A gentle breeze rocks my hammock as I lay in my sleeping bag staring up at the full moon through a canopy of leaves. The moon is so bright I can read my watch, just after 2:00AM. I shift a little to adjust my harness, double and triple check my rope, and then return to watch the moon move through the maple canopy surrounding me. As I peak over the side of my hammock, even with the bright moon, I can’t see the ground below me. I slowly drift back to sleep with a smile on my face, just thinking how unique it is to be sleeping suspended in a forest canopy over 60 feet from the ground.
For the past 18 months I have been able to proudly call myself a tree climber. I’m not talking about scampering up the first few branches of the oak tree in your backyard. I’m talking about climbing up nearly any large tree and spending hours or even days off the ground, fully secured by ropes, carabineers, and a harness. I’m talking about sleeping 100 feet off the ground. This isn’t the tree climbing from your childhood.
For me, it all began with a phone call from a friend and a proposal for a collaboritve project. Before I knew it, I was in southern Oregon taking a week long class on how to climb trees. A few months later I found myself in Costa Rica spending every day climbing into the canopy of the Monteverde cloud forest. The resulting project, Canopy in the Clouds, was a great experience and you will be hearing more about the project in the coming months as we prepare for a release at the end of the year.

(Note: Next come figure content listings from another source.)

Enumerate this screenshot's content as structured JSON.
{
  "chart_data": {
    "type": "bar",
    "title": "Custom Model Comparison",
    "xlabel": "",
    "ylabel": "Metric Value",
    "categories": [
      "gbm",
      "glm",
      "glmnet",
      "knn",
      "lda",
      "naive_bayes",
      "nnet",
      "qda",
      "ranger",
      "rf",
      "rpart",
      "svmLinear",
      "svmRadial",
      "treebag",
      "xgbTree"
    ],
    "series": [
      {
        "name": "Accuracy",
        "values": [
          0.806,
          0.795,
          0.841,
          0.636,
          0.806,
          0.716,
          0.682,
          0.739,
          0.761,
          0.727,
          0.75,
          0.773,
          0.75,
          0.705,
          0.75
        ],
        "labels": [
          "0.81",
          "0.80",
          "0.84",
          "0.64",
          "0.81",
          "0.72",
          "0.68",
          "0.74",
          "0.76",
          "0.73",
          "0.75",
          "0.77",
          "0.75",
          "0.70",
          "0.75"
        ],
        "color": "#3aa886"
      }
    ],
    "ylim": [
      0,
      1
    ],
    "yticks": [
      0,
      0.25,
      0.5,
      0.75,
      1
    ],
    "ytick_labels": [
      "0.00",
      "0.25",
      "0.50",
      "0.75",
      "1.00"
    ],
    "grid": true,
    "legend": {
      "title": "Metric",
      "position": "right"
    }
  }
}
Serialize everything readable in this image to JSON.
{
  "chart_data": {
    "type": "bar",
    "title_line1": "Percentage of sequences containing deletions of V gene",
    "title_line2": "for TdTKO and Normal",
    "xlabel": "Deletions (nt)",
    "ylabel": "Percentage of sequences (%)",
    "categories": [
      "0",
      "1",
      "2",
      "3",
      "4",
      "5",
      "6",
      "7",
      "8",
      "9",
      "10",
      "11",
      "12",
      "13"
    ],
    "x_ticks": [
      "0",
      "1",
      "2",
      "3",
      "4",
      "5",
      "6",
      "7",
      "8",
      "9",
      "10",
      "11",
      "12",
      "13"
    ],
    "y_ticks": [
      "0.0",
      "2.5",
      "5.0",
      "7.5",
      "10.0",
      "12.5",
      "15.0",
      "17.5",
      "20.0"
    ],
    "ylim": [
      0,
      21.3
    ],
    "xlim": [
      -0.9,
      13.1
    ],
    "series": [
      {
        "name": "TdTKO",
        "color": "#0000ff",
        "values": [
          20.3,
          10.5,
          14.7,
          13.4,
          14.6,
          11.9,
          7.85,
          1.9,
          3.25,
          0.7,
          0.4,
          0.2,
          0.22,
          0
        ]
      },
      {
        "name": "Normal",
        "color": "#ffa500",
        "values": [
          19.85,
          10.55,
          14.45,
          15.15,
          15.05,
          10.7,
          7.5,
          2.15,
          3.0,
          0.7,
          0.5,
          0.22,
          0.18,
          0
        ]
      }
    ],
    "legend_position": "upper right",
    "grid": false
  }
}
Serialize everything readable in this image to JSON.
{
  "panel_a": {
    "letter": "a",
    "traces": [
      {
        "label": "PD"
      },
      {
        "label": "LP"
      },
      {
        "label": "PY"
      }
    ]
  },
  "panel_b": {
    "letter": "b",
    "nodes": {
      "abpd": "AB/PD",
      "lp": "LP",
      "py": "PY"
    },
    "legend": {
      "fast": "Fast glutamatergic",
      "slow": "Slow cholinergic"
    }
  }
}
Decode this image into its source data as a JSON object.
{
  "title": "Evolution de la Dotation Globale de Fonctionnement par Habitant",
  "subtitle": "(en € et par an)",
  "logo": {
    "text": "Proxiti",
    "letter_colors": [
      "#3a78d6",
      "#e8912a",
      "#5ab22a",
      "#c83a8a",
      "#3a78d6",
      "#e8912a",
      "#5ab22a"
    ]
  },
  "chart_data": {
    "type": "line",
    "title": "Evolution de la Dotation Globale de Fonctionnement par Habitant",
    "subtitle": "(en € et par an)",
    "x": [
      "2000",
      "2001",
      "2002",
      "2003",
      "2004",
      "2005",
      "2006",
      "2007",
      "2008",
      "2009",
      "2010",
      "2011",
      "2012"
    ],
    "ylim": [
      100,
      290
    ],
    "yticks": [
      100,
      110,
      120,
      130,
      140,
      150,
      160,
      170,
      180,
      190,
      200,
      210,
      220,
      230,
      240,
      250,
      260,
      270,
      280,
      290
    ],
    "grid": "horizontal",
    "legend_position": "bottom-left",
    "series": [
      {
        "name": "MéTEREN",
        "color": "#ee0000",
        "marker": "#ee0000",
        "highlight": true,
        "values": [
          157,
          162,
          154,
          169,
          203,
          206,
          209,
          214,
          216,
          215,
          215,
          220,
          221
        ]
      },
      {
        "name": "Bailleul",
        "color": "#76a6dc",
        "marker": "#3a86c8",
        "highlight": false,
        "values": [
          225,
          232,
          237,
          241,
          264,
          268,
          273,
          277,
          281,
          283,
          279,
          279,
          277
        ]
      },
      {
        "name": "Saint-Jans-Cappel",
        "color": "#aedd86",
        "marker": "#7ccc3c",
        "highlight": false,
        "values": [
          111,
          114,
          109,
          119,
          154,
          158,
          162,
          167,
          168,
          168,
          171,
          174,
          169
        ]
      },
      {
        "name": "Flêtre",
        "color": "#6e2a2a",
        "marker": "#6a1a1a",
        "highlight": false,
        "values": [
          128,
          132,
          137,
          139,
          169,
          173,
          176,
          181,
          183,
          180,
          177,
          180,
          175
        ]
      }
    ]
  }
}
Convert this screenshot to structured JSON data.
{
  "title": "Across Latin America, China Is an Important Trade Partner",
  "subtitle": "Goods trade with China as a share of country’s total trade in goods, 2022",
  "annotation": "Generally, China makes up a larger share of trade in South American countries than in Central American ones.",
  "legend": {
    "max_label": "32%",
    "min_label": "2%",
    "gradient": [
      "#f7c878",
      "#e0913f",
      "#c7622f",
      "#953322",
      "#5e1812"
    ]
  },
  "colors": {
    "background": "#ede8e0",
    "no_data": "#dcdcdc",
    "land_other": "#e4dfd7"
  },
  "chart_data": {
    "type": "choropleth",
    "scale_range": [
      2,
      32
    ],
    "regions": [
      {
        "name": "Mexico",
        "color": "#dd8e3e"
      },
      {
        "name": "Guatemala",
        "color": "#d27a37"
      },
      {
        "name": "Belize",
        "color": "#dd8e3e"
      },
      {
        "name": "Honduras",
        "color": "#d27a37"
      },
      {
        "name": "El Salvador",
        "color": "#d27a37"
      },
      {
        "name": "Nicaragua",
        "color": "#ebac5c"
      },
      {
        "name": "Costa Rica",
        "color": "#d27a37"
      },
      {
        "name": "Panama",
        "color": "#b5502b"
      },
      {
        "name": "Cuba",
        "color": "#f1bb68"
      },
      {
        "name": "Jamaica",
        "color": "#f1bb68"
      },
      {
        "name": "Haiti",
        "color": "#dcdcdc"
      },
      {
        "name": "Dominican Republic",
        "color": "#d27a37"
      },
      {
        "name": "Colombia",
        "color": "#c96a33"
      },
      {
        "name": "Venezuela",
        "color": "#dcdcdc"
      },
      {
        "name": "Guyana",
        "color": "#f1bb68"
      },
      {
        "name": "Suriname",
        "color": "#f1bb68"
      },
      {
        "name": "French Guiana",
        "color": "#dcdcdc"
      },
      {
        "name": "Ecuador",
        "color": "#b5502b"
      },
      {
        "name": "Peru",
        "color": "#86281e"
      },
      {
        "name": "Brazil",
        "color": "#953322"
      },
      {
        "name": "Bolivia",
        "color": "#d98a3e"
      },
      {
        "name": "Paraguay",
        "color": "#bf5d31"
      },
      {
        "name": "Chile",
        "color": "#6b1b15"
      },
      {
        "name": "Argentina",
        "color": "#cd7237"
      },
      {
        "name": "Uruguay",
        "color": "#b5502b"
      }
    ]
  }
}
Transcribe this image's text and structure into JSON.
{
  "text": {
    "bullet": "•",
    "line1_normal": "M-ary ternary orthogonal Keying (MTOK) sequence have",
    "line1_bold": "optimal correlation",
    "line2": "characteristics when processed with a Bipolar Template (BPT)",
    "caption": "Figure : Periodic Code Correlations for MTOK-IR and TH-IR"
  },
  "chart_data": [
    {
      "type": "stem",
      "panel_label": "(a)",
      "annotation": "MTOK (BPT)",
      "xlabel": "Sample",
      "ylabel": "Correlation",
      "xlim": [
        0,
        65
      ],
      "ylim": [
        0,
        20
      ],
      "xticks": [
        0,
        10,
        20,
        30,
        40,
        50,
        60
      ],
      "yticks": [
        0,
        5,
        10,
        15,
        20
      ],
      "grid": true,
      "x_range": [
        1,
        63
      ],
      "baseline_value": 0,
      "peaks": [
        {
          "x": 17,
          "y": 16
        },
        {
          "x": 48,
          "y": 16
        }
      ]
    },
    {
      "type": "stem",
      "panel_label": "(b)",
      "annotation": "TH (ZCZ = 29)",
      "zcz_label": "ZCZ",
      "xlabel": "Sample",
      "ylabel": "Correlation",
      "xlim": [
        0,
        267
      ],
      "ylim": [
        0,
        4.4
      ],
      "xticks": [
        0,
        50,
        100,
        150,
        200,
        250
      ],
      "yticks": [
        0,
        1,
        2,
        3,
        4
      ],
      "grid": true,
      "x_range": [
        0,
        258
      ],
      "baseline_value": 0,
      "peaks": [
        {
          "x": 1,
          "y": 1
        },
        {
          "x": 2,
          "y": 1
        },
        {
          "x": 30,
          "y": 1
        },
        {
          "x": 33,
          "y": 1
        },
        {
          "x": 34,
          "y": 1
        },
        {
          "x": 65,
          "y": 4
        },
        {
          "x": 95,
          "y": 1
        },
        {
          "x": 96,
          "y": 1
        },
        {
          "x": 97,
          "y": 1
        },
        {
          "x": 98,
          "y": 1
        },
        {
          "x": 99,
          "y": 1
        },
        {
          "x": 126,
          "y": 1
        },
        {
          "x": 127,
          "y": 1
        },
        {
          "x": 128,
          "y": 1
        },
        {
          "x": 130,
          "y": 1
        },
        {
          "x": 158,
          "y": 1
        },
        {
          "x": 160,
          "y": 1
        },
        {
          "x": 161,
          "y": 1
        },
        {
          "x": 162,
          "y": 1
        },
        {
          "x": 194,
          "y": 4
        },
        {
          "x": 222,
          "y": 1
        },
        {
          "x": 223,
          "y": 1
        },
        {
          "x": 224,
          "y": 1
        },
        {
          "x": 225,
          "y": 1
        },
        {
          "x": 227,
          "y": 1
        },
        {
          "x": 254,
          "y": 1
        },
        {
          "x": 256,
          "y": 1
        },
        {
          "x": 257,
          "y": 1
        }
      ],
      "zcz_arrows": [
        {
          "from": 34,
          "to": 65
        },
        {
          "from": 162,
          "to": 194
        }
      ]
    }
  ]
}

Fast forward to my arrival here in Ithaca a month ago. Knowing nobody in the area, I immediately reached out to groups that share a common interest: birders, photographers, and tree climbers. Amazingly enough, the Cornell Outdoor Education program teaches a tree climbing class and even take a trip to Costa Rica each winter to do some serious climbing. After a couple emails, I was able to join the group this past weekend for a fun weekend of climbing and training.
Having not been in a tree since March, I was a little rusty but things came back quickly and it was great to be off the ground again. The highlight of the weekend was by far the night in the tree. The weather was perfect, the setting spectacular, and the company entertaining.
We also did a lot of training that proved extremely valuable. I learned the different techniques that Cornell teaches and I was able to show them a few tricks of my own. I worked with the advanced group and Sunday we worked on rescue techniques in the tree. This was especially valuable for me since I have spent a lot of time thinking about what to do in such and such a situation, but I hadn’t actually done most of the techniques. The simulated rescues proved challenging but I am now even more comfortable moving in a tree.
So why tree climbing? Well, for the photographer in me, it provides a totally new perspective on the world. It creates an access point into a world previously unaccessible and creates new opportunities to create unique images of the natural world. I can’t wait for the leaves to start changing colors in the coming weeks.
For the naturalist in me, climbing opens up new doors to better understanding the world. How else can you spend a morning in the company with a troop of howler monkeys as they feed, sleep, play, and interact without a care in the world? How else can you study a tiny orchid found only attached to branches over 75 feet in the air? The canopy of trees, especially those in the tropics, is an entire world that has received far less attention than terra firma and is open to new discoveries.
In the coming months I will be writing more about my arboreal experiences as I explore the events that occur just above our heads.